S.P. Devasahayam attended OWU from 1901-1908. Originally from Travancore, India (far southwestern corner of India on the coast), Davie, as he was affectionately called, was the first “Hindoo” student at OWU. He received two degrees from OWU, a BA and an MA. According to a correspondence to the university from his nephew, Davie was the first Indian student to complete a post-graduate degree from an American university at that time. Davie appears to have been quite the popular student who earned funds for his education in part by performing in cultural programs about Indian culture. He was a member of the OWU Prep club, the Cadet Band, the Volunteer Band (a service club), the Fortnightly Club, and the YMCA. He was also an Amphiltyonian. I do not know what that is. Upon returning to his native South India, he adopted the name of S.P. Devy and ministered to nineteen congregations throughout the land until his passing in 1942. According to correspondence received after his death, he apparently led a Gandhi-like existence practicing the values of simplicity and self-sacrifice in service to others.
The two men were exempt from the mandatory bag and person search behind a screen at the entrance of Dilli Haat on Sunday. Our delegation of OWU and LSR students quickly collected and mobilized themselves into what was to become a shopping machine. Although not privy to the tactical planning in the groups, I suspect it was thorough and focused.
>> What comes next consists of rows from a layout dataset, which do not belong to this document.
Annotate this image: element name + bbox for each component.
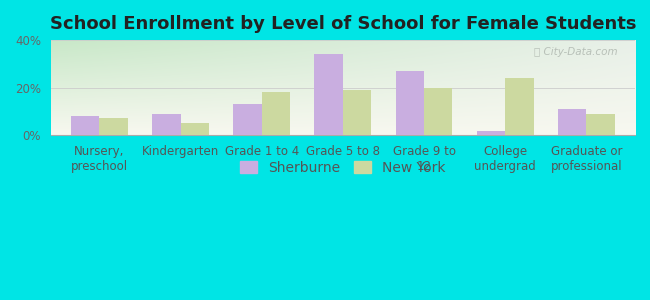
Bar — [586, 114, 615, 135]
Bar — [99, 118, 128, 135]
Text: ⓘ City-Data.com: ⓘ City-Data.com — [534, 47, 618, 57]
Bar — [476, 131, 505, 135]
Bar — [315, 54, 343, 135]
Bar — [262, 92, 290, 135]
Bar — [233, 104, 262, 135]
Title: School Enrollment by Level of School for Female Students: School Enrollment by Level of School for… — [49, 15, 636, 33]
Bar — [152, 114, 181, 135]
Bar — [71, 116, 99, 135]
Legend: Sherburne, New York: Sherburne, New York — [235, 155, 451, 180]
Bar — [505, 78, 534, 135]
Bar — [396, 71, 424, 135]
Bar — [181, 123, 209, 135]
Bar — [424, 88, 452, 135]
Bar — [558, 109, 586, 135]
Bar — [343, 90, 371, 135]
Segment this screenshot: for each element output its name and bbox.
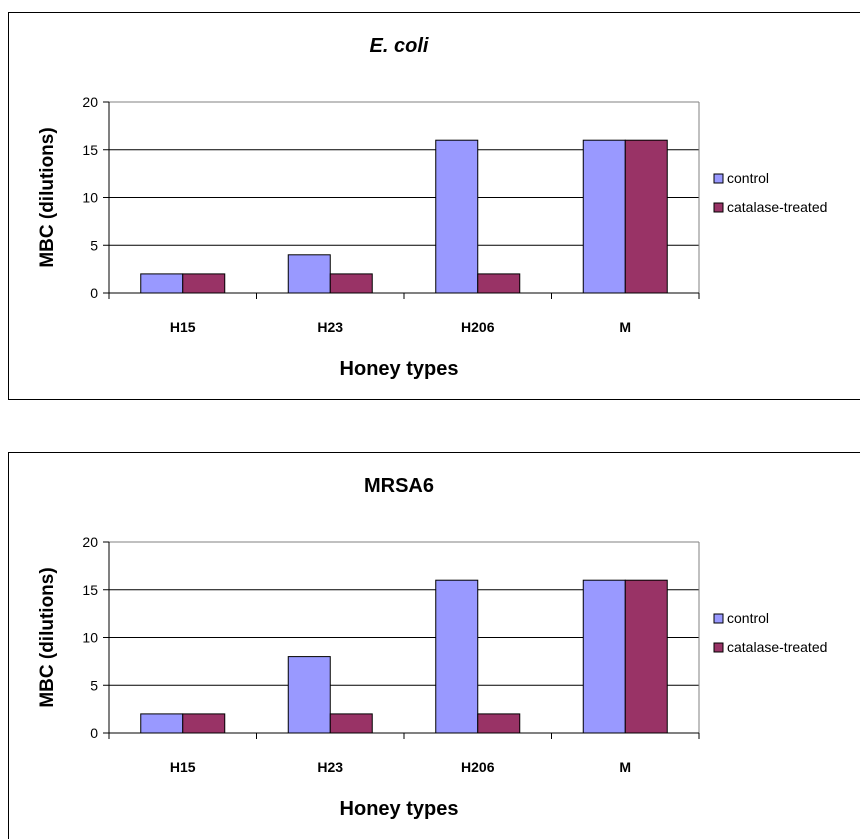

Imagine for a moment the excitement of the merchants as they gazed upon the fresh American shoppers with an abundance of crisp Rupees eager to be spent. Then imagine their disappointment when they realized OWU students were accompanied by LSR students equipped with the shopping expertise and language proficiency to “participate” in the commerce that was about to take place. So what was really happening here? We were exposed to various dimensions of Indian culture as expressed through a wide variety of handcrafts and products from every corner of the country. We engaged in conversations incidental to the bargaining with people trying to make a living for themselves and their families. We developed a comaraderie with our hosts that nurtured the seeds of community that were beginning to sprout. This is theory to practice in action. Oh, and by the way, some purchases were made as well.
Greetings from Delhi. Our students arrived last night and we look forward to beginning our programme, “Gandhi Today: Perspectives and Possibilities.” In the past months, I have been exploring OWU’s historical engagement with India and want to share some interesting findings.
October, 1895, the India Club was established at OWU. Records show the club was formed by “five wanderers from the distant shores of India who found themselves rather unexpectedly at OWU.” The circumstances of their arrival are not documented, however, this was a critical mass of Indian students at the university and they created the India Club. This was a “private” club that required all members “to have either resided or traveled in India.” Additionally, all members needed to have a thorough speaking knowledge of Hindustani. Perhaps it is time for us to restore the India Club to our current roster of student organizations.
It is wonderful to return to India for the third time. As I reflect on my initial emotions upon arriving in Mumbai I find the anxiety about entering a new country and culture for the first time is replaced by a deepened sense of appreciation and respect for the common bond that connects all of us despite our apparent differences. Most of us have comforted the crying infant or sick child on a plane full of strangers. We all find our unique ways of getting comfortable and finding sleep on a fourteen hour flight. We share the common experience of caring for each other and ourselves and trying to make the best of our circumstances. The frustrations and dreams of some are posted as grafitti on buildings and roadways. Others are expressed in animated discourse and intentional kindness. As I try to sort through the intense bombardment of sights, smells, sounds, and tastes, I am discovering a simple smile can create a connection and a shared, often fleeting experience that communicates acknowledgement, kindness, and respect in ways that are hopefully as meaningful to others as they are to me.